The HCI doctors agreed that he was being very-well cared for at UVRMC and that they would wait until he became more stable before they tried to move him up to the U of U Med Center.
Bringing sodium levels up needs to be done slowly so that other bad things do not happen.
FYI: Sodium levels should normally be somewhere between 135-145 mmol/L. Ford's were at 114 last night. This drop was sudden, within a matter of about 24 hours.

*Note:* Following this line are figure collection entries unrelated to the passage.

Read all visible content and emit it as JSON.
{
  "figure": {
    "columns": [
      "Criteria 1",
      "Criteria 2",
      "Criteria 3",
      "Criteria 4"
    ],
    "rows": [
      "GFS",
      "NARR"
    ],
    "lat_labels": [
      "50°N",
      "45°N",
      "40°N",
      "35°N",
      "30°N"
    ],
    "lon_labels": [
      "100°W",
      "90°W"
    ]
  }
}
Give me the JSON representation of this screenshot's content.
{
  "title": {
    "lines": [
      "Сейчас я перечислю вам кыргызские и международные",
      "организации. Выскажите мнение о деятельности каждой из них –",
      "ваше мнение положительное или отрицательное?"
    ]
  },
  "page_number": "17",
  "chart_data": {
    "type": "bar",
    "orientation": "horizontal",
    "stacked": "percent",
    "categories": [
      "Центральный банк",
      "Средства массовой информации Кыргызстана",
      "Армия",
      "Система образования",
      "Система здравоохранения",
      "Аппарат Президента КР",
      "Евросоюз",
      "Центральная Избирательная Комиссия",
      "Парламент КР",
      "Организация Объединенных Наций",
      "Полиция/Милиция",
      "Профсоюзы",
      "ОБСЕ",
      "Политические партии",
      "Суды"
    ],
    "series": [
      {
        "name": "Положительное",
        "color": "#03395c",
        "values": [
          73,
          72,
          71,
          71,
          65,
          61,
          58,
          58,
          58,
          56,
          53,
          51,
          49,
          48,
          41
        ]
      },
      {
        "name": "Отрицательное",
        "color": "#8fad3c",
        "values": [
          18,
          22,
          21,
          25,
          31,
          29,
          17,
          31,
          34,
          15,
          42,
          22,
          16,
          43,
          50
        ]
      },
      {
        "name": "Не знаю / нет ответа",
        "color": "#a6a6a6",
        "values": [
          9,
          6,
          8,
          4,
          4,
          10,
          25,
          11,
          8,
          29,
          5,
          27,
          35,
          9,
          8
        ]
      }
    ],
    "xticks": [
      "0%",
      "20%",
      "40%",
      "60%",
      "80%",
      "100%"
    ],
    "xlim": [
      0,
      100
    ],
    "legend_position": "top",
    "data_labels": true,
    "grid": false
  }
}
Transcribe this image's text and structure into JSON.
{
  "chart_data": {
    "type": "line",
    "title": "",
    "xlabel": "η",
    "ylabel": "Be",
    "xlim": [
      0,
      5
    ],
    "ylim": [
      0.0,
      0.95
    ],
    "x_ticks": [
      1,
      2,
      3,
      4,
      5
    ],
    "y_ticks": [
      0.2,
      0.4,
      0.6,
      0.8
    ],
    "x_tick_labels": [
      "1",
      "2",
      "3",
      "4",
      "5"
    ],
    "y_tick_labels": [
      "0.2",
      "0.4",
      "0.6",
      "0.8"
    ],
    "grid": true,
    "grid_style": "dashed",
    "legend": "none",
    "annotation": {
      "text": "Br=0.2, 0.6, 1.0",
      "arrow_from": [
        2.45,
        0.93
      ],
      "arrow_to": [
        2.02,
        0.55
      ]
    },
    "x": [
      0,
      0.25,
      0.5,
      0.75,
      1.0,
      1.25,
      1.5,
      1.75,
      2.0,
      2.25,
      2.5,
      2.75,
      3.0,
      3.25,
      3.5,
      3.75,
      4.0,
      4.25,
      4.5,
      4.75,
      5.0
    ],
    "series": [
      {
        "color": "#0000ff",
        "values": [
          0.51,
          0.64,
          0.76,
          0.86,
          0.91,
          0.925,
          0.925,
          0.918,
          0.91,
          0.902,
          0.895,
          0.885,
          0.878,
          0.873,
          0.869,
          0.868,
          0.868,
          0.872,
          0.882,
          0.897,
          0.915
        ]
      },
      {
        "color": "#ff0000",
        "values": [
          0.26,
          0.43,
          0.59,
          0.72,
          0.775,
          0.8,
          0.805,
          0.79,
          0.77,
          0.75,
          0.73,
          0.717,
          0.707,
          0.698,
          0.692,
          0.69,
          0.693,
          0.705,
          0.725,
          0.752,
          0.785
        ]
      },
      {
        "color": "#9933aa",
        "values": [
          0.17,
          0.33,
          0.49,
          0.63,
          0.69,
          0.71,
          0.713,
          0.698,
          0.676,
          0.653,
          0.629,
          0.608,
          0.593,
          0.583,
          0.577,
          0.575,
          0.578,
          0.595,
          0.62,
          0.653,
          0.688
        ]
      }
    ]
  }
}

They have been able to bring that level up to 116-117, but they have kind of stuck there this afternoon. They are working on how to correct this and get things moving again in the right direction.
When his levels increase some more, he will begin to recognize a little more what is happening. Right now he is sedated. He is not aware of where he is or what is going on around him.
He is also on a bi-pap machine that helps him with his oxygen levels and helps to clear his lungs.